For iOS simulators, dyld_sim is used as the dynamic linker. How small can the list of dependencies be to run a “hello world” in such an environment?
When a binary that uses the simulator is loaded, dyld uses DYLD_ROOT_PATH to be able to locate usr/lib/dyld_sim, which is a build of dyld compiled for the iOS-sim platform target.
We can note that file system namespaces are not used within the iOS Simulator, which shares the same file system view as the host instead of using a chroot.
What happens if we do not specify the DYLD_ROOT_PATH variable for the dynamic linker to use the right search folder as a reference? Turns out, we get an error early.
% cat hello.c
#include <stdio.h>
int main(int argc, char** argv) {
puts("hello");
}
% xcrun --sdk iphonesimulator clang hello.c -arch arm64 -o hellosim
% ./hellosim
dyld[2512]: DYLD_ROOT_PATH not set for simulator program
zsh: abort ./hellosimLet’s add the path and see what happens:
% DYLD_ROOT_PATH=/Users/test/devlab/fakeroot ./hellosim
helloAnd the minimal set of libraries that it took to get there:
% find *
usr
usr/lib
usr/lib/libSystem.B.dylib
usr/lib/system
usr/lib/system/libsystem_trace.dylib
usr/lib/system/libsystem_c.dylib
usr/lib/system/libcommonCrypto.dylib
usr/lib/system/libsystem_containermanager.dylib
usr/lib/system/libsystem_sim_platform_host.dylib
usr/lib/system/libxpc.dylib
usr/lib/system/libsystem_notify.dylib
usr/lib/system/libsystem_configuration.dylib
usr/lib/system/libsystem_malloc.dylib
usr/lib/system/libcorecrypto.dylib
usr/lib/system/libsystem_networkextension.dylib
usr/lib/system/libsystem_featureflags.dylib
usr/lib/system/libsystem_sim_platform.dylib
usr/lib/system/libsystem_sim_kernel.dylib
usr/lib/system/libsystem_coreservices.dylib
usr/lib/system/libcopyfile.dylib
usr/lib/system/libunwind.dylib
usr/lib/system/libdyld.dylib
usr/lib/system/libremovefile.dylib
usr/lib/system/libsystem_collections.dylib
usr/lib/system/libsystem_product_info_filter.dylib
usr/lib/system/libsystem_sim_kernel_host.dylib
usr/lib/system/libsystem_darwin.dylib
usr/lib/system/libsystem_sim_pthread_host.dylib
usr/lib/system/libsystem_sim_pthread.dylib
usr/lib/system/libcache.dylib
usr/lib/system/libmacho.dylib
usr/lib/system/libdispatch.dylib
usr/lib/system/libsystem_info.dylib
usr/lib/system/libsystem_sandbox.dylib
usr/lib/system/libsystem_blocks.dylib
usr/lib/system/libsystem_dnssd.dylib
usr/lib/system/libcompiler_rt.dylib
usr/lib/system/libsystem_m.dylib
usr/lib/system/libsystem_asl.dylib
usr/lib/dyld_sim
usr/lib/libobjc.A.dylib
usr/lib/libc++.1.dylib
usr/lib/libc++abi.dylib… that’s 40 Mach-Os, one of which is dyld_sim itself.
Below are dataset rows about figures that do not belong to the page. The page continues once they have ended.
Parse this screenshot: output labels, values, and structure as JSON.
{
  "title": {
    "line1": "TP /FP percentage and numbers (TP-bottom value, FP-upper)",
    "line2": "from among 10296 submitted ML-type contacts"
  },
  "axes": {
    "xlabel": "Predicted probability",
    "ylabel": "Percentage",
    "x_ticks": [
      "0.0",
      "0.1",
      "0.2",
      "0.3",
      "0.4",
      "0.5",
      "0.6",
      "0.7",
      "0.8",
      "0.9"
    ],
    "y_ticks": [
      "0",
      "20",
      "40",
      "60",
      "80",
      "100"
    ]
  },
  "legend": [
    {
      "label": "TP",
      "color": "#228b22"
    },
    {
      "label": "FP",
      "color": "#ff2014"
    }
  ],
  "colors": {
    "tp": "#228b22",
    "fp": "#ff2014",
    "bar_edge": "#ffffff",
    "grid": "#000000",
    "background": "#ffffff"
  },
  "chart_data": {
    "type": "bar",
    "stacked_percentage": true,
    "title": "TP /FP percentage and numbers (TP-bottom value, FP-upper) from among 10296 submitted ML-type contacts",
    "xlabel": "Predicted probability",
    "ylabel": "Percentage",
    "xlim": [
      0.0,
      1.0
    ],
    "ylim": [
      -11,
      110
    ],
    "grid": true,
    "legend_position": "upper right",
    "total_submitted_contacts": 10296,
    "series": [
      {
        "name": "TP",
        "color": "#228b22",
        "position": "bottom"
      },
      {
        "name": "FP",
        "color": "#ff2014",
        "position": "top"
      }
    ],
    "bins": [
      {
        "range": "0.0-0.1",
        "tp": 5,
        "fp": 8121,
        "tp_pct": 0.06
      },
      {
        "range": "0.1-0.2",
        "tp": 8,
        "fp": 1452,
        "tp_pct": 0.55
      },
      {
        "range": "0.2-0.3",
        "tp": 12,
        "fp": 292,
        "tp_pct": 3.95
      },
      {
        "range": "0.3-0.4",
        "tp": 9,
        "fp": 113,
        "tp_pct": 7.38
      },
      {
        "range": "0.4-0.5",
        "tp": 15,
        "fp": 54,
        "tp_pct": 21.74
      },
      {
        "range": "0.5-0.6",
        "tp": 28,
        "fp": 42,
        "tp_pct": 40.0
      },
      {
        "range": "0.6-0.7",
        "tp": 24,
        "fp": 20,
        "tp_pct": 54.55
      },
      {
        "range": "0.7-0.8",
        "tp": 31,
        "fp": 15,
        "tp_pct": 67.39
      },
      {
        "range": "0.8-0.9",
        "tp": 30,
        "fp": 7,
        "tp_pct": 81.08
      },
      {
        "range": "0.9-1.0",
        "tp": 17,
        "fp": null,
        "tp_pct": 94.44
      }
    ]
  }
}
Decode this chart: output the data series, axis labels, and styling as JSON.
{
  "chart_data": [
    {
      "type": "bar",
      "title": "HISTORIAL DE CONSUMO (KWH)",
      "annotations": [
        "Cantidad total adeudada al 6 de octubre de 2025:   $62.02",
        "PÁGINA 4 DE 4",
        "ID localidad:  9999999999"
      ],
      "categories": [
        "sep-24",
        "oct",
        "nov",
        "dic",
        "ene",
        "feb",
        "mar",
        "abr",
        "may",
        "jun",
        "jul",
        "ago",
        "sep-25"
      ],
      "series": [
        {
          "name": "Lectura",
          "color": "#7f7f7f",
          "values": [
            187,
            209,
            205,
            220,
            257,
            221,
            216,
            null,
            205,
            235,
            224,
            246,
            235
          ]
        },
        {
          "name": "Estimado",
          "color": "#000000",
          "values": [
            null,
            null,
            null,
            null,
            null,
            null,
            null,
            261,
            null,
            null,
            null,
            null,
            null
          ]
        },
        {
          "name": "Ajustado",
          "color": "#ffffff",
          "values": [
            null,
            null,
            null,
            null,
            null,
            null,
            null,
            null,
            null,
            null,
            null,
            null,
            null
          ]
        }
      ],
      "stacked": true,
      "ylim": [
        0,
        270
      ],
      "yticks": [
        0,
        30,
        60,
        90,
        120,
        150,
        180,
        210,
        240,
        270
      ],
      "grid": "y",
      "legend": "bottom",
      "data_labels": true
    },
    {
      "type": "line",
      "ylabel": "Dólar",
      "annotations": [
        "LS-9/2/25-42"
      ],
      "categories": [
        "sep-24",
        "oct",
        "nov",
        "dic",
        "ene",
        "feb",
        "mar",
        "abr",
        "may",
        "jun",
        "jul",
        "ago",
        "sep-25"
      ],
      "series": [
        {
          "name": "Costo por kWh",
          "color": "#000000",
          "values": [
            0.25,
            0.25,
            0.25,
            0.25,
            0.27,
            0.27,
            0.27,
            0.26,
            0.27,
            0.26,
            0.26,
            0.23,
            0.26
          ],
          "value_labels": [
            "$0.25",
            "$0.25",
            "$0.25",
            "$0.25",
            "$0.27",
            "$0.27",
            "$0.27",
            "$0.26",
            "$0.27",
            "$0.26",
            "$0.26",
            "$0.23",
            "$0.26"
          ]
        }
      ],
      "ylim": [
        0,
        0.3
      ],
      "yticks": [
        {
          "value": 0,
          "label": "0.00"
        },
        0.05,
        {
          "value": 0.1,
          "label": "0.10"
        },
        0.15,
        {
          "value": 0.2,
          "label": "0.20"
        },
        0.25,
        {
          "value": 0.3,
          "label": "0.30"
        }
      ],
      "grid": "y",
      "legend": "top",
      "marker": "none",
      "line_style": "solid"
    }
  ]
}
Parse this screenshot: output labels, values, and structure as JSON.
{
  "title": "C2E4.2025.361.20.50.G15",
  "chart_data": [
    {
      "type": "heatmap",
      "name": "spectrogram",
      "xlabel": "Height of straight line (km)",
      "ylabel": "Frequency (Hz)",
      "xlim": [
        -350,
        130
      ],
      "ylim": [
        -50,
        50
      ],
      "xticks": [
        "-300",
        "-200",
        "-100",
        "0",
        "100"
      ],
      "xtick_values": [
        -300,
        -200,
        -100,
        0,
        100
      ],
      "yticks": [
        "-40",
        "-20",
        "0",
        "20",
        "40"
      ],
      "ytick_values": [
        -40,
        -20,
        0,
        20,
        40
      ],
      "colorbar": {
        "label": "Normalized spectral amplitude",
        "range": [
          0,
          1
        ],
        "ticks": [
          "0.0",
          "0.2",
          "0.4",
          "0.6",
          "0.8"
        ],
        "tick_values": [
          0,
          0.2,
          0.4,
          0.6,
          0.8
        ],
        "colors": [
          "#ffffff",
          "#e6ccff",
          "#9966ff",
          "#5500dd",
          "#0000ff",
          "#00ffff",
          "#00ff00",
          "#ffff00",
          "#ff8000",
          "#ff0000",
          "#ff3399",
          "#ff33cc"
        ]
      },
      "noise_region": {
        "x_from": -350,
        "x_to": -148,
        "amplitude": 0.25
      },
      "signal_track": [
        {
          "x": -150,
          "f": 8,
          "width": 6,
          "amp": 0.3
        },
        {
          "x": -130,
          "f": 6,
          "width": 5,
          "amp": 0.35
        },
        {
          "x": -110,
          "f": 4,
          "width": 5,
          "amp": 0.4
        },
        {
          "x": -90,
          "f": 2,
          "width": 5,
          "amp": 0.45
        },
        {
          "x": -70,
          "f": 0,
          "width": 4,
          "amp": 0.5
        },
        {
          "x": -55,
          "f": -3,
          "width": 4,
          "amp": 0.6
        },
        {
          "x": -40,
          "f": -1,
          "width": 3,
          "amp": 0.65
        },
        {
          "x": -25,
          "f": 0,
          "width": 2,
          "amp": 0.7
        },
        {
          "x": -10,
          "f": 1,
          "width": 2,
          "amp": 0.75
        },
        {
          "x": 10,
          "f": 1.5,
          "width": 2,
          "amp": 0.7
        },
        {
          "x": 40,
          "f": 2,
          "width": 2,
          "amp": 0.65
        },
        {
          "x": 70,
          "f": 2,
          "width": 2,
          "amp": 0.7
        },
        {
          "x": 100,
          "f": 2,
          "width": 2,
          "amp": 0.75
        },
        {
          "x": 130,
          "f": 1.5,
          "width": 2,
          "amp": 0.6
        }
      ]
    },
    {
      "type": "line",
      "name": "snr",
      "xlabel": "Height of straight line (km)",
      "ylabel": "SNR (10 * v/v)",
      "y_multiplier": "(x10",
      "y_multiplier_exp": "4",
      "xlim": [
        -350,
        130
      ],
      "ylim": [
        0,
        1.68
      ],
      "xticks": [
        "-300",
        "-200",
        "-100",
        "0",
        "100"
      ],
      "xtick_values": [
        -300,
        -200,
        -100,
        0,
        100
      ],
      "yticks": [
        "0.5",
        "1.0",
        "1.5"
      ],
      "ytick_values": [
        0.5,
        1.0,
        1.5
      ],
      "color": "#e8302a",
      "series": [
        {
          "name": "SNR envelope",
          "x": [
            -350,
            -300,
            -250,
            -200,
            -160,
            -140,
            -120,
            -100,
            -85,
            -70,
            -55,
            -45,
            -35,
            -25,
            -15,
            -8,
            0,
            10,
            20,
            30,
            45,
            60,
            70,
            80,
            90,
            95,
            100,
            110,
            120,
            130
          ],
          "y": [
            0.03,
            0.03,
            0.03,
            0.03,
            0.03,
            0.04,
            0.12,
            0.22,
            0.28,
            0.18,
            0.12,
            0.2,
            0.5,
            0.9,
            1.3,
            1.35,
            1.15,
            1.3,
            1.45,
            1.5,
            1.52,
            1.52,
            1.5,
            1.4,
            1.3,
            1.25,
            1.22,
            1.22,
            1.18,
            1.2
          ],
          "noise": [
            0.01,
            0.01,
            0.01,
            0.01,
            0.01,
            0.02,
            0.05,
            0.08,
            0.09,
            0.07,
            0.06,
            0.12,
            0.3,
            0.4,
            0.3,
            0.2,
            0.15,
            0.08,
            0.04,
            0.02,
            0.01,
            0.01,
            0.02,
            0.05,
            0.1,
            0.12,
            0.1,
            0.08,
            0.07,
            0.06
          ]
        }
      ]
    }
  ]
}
We can note the huge number of dynamic libraries used even for a “Hello world” sample program. Use of a high number of dynamic libraries is a characteristic of modern Apple operating systems.
And unlike when trying to target the iOS platform, we can run outside of the sandbox in Full Security on that environment (which is however not very representative of a device).